But now [they that are] younger than I have me in
derision,
&c.] Meaning not his three friends, who were men in years,
and were not, at least all of them, younger than he, see (
Job 15:10 ) (
Job 32:6 Job 32:7 ) ; nor were they
of such a mean extraction, and such low-lived creatures, and of
such characters as here described; with such Job would never have
held a correspondence in the time of his prosperity; both they
and their fathers, in all appearance, were both great and good;
but these were a set of profligate and abandoned wretches, who,
as soon as Job's troubles came upon him, derided him, mocked and
jeered at him, both by words and gestures; and which they might
do even before his three friends came to him, and during their
seven days' silence with him, and while this debate was carrying
on between them, encouraged unto it by their behaviour towards
him; to be derided by any is disagreeable to flesh and blood,
though it is the common lot of good men, especially in poor and
afflicted circumstances, and to be bore patiently; but to be so
used by junior and inferior persons is an aggravation of it; as
Job was, even by young children, as was also the prophet Elisha,
( 2 Kings
2:23 ) ; see ( Job 19:18 ) ;
whose fathers I would have disdained to have set with the
dogs of my
flock;
either to have compared them with the dogs that kept his flock
from the wolves, having some good qualities in them which they
had not; for what more loving or faithful to their masters, or
more vigilant and watchful of their affairs? or to set them at
meat with the dogs of his flock; they were unworthy of it, though
they would have been glad of the food his dogs ate of, they
living better than they, whose meat were mallows and juniper
roots, ( Job 30:4 )
; and would have jumped at it; as the prodigal in want and
famine, as those men were, would fain have filled his belly with
husks that swine did eat; but as no man gave them to him, so Job
disdained to give the meat of his dogs to such as those; or to
set them "over" F13 the dogs of his flock, to be the
keepers of them, to be at the head of his dogs, and to have the
command of them; see the phrase in ( 2 Samuel 3:8
) ; or else to join them with his dogs, to keep his flock with
them; they were such worthless faithless wretches, that they were
not to be trusted with the care of his flock along with his dogs.

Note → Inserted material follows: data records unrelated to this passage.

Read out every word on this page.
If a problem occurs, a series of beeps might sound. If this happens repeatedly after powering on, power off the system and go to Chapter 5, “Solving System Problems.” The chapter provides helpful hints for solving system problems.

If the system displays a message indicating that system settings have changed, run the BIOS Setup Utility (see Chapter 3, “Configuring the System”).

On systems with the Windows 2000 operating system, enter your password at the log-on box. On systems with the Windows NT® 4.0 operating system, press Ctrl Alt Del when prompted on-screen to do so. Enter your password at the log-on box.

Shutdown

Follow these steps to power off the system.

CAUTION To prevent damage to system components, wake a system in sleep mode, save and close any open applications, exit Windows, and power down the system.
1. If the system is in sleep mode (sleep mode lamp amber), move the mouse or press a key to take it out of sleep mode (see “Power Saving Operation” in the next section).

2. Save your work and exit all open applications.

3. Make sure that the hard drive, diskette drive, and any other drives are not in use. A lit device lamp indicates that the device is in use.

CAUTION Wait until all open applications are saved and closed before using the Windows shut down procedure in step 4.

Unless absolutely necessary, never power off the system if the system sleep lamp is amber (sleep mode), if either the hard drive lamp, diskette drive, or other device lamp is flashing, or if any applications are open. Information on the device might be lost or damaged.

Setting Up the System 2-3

It was usual in ancient times, as well as in ours, for dogs to be
made use of in keeping flocks of sheep from beasts of prey, as
appears from Orpheus F14, Homer F15, Theocritus F16, and
other writers: and if the fathers of those that derided Job were
such mean, base, worthless creatures, what must their sons be,
inferior to them in age and honour, if any degree of honour
belonged to them?
F13 (yblk Me) "super canes", Noldius, p. 739. No. 1825.
F14 De Lapidibus, Hypoth. ver. 53, 54.
F15 Iliad. 10. (wv kunev peri mhla) v. 183. & Iliad 12. v. 303.
F16 (c' amin esti kuwn filopoimniov) Idyll. 5. v. 106. & Idyll. 6. v. 9, 10.